Dissecting and Re-architecting 3D NAND Flash PIM Arrays for Efficient Single-Batch Token Generation in LLMs
Yongjoo Jang, Sangwoo Hwang, Hojin Lee, Sangwoo Jung, Donghun Lee, Wonbo Shim, Jaeha Kung
TL;DR
This work tackles the memory and latency challenges of serving large language models by offloading single-batch token generation to a re-architected 3D NAND flash processing-in-memory platform. It introduces an optimized plane configuration and an H-tree bus to enable in-die computation, along with tiling and mapping strategies for MVM workloads in LLMs and a QLC-SLC hybrid KV caching scheme. Experimental results show a 2.4× speedup over four RTX4090 GPUs with vLLM and parity with four A100 GPUs, while incurring only modest latency overhead and maintaining a small die footprint around 4.98 mm^2. The proposed approach promises a cost-effective, scalable pathway to accelerate token generation in LLMs by leveraging high-density 3D NAND PIM within the memory hierarchy.
Abstract
The advancement of large language models has led to models with billions of parameters, significantly increasing memory and compute demands.
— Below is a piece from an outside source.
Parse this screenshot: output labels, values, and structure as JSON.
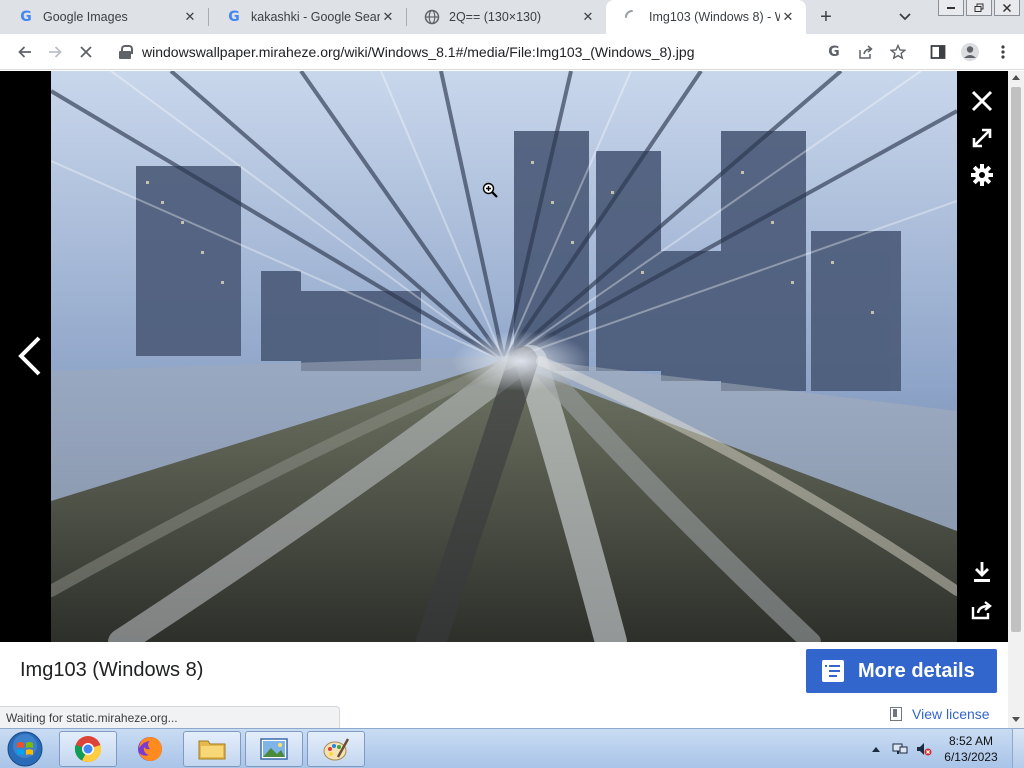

Serving such models on conventional hardware is challenging due to limited DRAM capacity and high GPU costs. Thus, in this work, we propose offloading the single-batch token generation to a 3D NAND flash processing-in-memory (PIM) device, leveraging its high storage density to overcome the DRAM capacity wall. We explore 3D NAND flash configurations and present a re-architected PIM array with an H-tree network for optimal latency and cell density. Along with the well-chosen PIM array size, we develop operation tiling and mapping methods for LLM layers, achieving a 2.4x speedup over four RTX4090 with vLLM and comparable performance to four A100 with only 4.9% latency overhead. Our detailed area analysis reveals that the proposed 3D NAND flash PIM architecture can be integrated within a 4.98mm2 die area under the memory array, without extra area overhead.